That's it Sweetstuff, I'm jumping in my ROTFLMAO 2500 and puttin' the metal to the pedal and the thing to the floor!
That was to funny! ;) |
[size=1]Diva's proverbs made me think of these...[/i]
BUMPER STICKERS: The sex was so good that even the neighbors had a cigarette. I don't suffer from insanity, I enjoy every minute of it. Some people are alive only because it's illegal to kill them. I used to have a handle on life, but it broke. Don't take life too seriously, you won't get out alive. WANTED: Meaningful overnight relationship. You're just jealous because the voices only talk to me. BEER: It's not just for breakfast anymore. I got a gun for my wife, best trade I ever made. So you're a feminist...Isn't that cute! Beauty is in the eye of the beer holder. Earth is the insane asylum for the universe. To all you virgins, thanks for nothing. I'm not a complete idiot, some parts are missing. My kid had sex with your honor student. Earth first...we'll mine the other planets later. I'm just driving this way to piss you off. Out of my mind. Back in five minutes. Keep honking, I'm reloading. As long as there are tests, there will be prayer in public schools. I don't have to be dead to donate my organ. Sometimes I wake up grumpy; other times I let her sleep I want to die in my sleep like my grandfather ... Not screaming and yelling like the passengers in his car. God must love stupid people, he made so many. The gene pool could use a little chlorine. Change is inevitable, except from a vending machine. It IS as BAD as you think, and they ARE out to get you. I took an IQ test and the results were negative. It's lonely at the top, but you eat better. Give me ambiguity or give me something else. I know what you're thinking, and you should be ashamed of yourself. Elvis is dead, and I'm not feeling too good myself. We are born naked, wet and hungry. Then things get worse. A dirty mind is a terrible thing to waste. Always remember you're unique, just like everyone else. Lottery: A tax on people who are bad at math. Very funny, Scotty. Now beam down my clothes. Consciousness: that annoying time between naps. Be nice to your kids. They'll choose your nursing home. 3 kinds of people: those who can count & those who can't. Ever stop to think, and forget to start again? Sex on television can't hurt you unless you fall off. |
Ponderables....
I don't think I posted this one before... but it might already be here anyways... I'm rooting through my inbox (cleaning time) and came across this one...
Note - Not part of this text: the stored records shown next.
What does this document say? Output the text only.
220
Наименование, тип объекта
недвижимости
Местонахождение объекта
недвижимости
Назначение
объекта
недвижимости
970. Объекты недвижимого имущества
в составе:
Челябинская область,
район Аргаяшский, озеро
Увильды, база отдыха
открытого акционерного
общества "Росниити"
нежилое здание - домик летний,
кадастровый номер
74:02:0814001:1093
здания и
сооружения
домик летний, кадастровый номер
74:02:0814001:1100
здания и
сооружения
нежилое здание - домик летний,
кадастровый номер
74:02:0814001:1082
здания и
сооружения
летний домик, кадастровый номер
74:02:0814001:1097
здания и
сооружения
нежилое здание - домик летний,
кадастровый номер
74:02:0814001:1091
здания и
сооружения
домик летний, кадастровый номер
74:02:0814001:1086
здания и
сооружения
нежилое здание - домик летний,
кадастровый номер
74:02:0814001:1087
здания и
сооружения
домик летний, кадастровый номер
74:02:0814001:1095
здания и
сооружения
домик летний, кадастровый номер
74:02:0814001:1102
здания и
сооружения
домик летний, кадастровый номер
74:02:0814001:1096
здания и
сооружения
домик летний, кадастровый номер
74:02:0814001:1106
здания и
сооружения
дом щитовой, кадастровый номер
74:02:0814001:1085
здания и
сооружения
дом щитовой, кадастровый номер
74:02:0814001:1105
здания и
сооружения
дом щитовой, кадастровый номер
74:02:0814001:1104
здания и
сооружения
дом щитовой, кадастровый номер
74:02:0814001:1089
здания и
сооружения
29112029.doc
-NY _____________ 1) Ever wonder about those people who spend $2.00 a piece on those little bottles of Evian water?? Try spelling Evian backwards: NAIVE 2) Isn't making a smoking section in a restaurant like making a peeing section in a swimming pool?? 3) If 4 out of 5 people SUFFER from diarrhea....does that mean that one actually enjoys it?? 4) There are 3 religious truths: 1-Jews do not recognize Jesus as the Messiah, 2-Protestants do not recognize the Pope as the leader of the Christian faith, 3-Baptists do not recognize each other in the liquor store. 5) Why do we say something is out of whack?? What's a whack?? 6) If love is blind, why is lingerie so popular?? 7) Why is the man who invests your money called a broker?? 8) Why do croutons come in airtight packages?? Aren't they just stale bread to begin with?? 9) If lawyers are disbarred & clergymen are defrocked, doesn't it follow that electricians can be delighted, musicians denoted, cowboys deranged, models deposed, tree surgeons debarked & dry cleaners depressed?? 10) Do Lipton Tea employees take coffee breaks? 11) What hair color do they put on the driver's licenses of bald men?? 12) If American mothers feed their babies with tiny little spoons & forks, ever wonder what Chinese mothers use?? Toothpicks?? 13) Why do they put pictures of criminals up in the Post Office?? What are we supposed to do, write to them?? Why don't they just put their pictures on the postage stamps so the mailmen can look for them while they deliver the mail?? 14) If it's true that we are here to help others, then what exactly are the others here for?? 15) You never really learn to swear until you learn to drive!! |
I don't mean any offense to anyone by this... See how many mangled lines you can recognize!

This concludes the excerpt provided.